China develops new generation ICBMs to counter US
The US military and intelligence officials say that China has developed the new long range Dongfeng-41 ICBM with mobile launching system.
Washington: China has developed a new generation of inter-continental and submarine launched missiles capable of carrying as many as 10 nuclear warheads, increasing its ability to reach US and to overwhelm missile defence systems.
The US military and intelligence officials say that China has developed the new long range Dongfeng-41 ICBM with mobile launching system, making it harder to find and destroy the missile before it is launched, the New York Times said.
But the Global Times - a newspaper controlled by China`s Communist Party - disputed Western media reports of Dongfeng-41 tests being carried out last month.
It admitted China was developing the capability to put multiple warheads on its inter-continental ballistic missiles.
The new generation Dongfeng-41 is estimated to have a strike distance of 12,000 to 14,000 kilometres and armed with single, 3, 6, or even 10 multiple independently targetable re-entry vehicle (MIRV) warheads.

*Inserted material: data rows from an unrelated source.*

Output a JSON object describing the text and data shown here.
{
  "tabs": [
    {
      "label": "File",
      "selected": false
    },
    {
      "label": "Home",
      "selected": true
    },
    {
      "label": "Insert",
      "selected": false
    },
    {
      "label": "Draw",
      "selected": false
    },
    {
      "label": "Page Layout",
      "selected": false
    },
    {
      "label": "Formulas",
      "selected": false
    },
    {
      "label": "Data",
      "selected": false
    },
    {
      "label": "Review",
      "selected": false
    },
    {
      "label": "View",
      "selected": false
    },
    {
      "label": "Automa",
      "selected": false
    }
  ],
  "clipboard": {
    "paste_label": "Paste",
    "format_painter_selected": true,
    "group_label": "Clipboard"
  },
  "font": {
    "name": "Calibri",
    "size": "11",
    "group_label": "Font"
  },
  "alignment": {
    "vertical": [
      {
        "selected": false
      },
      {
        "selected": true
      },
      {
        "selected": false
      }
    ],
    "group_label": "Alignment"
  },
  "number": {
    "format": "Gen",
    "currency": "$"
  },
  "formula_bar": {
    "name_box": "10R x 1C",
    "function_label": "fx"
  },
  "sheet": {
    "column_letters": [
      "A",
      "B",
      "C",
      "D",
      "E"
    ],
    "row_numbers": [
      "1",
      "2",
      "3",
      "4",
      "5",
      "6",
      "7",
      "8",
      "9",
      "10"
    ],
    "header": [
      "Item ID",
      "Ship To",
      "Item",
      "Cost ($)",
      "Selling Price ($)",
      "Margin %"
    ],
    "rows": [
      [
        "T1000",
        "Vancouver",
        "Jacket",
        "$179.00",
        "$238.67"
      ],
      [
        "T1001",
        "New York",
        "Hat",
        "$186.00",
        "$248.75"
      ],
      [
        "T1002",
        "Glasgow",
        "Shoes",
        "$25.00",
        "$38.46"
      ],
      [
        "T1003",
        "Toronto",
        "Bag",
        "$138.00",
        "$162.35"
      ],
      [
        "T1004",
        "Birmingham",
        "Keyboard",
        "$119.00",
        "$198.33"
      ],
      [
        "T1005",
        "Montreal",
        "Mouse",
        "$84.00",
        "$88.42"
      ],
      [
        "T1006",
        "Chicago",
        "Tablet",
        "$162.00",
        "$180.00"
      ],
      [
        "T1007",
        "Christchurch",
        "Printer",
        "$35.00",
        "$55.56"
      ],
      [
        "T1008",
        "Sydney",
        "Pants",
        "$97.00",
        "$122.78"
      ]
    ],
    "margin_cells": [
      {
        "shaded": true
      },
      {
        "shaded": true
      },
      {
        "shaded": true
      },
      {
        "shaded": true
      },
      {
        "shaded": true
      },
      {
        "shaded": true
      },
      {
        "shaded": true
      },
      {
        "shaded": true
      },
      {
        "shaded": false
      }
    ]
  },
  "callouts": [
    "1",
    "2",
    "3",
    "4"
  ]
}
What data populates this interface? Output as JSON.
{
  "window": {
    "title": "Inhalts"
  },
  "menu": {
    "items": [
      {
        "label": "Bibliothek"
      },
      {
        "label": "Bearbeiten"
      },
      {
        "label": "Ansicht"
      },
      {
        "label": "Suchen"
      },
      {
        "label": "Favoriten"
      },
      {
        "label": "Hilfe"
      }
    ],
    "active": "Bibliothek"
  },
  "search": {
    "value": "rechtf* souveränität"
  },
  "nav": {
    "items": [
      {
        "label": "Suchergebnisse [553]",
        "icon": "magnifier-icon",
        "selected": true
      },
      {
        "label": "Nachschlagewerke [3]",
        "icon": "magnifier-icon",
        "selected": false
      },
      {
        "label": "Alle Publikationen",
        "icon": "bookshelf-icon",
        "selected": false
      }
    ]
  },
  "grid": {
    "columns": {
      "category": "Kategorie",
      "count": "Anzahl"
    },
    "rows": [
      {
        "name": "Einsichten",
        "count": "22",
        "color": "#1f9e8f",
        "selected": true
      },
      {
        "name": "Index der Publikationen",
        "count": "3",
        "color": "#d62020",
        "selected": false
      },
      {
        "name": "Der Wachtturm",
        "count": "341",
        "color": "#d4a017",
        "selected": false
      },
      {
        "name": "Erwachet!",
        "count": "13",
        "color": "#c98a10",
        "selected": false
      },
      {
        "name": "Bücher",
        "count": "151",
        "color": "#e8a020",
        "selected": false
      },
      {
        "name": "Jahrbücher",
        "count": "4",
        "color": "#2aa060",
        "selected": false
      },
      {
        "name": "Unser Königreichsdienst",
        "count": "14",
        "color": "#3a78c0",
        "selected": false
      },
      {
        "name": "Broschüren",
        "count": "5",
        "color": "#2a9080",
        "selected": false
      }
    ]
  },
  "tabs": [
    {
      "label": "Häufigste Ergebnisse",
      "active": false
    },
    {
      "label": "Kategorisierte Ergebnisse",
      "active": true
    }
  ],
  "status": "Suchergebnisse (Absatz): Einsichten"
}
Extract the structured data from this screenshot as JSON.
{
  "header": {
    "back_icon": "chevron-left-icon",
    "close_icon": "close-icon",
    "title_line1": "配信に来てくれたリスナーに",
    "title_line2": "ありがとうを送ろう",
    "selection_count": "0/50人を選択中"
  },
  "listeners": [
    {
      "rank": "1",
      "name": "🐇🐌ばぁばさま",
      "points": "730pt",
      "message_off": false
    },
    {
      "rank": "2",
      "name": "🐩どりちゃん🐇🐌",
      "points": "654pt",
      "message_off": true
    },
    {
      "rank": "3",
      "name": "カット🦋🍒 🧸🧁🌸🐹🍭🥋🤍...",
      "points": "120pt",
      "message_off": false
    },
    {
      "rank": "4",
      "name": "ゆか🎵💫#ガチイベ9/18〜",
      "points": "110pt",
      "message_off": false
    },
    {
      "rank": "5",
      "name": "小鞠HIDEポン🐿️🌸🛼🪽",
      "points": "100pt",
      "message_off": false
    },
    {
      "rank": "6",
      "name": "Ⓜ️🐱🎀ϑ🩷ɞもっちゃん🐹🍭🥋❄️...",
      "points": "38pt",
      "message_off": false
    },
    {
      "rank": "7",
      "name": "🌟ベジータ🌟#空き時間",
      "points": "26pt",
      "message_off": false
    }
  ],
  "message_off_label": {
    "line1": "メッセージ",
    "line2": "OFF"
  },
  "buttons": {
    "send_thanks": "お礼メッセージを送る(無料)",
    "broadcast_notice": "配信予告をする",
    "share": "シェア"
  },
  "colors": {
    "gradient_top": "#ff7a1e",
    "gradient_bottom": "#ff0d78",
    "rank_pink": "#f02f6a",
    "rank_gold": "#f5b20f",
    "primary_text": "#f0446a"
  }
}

The NYT, quoting a Congressional panel, said that US and other western powers might have underestimated the size of China`s nuclear arsenal, suggesting that the new reports say that it currently had 55 to 65 ICBMs.
The US experts also said that Beijing had separately tested submarine launched missiles in recent weeks, which it could use to outflank American missile defence systems.
The experts also said that China had developed the expertise to mount dummy warheads on some of its nuclear missiles and that these have heat and electromagnetic devices designed to trick defence missile system.
The NYT also said that China was preparing two submarines for deployment each with 12 missiles.
US experts said China`s moves to modernise its missiles comes in the wake of it carrying out sea trials of its first aircraft carrier and flight test of its new stealth J-20 jet.
The NYT said to counter the Chinese build up, the US was considering placing additional high-tech radar systems to track Chinese ballistic missiles either in southern Japan or in southeast Asia.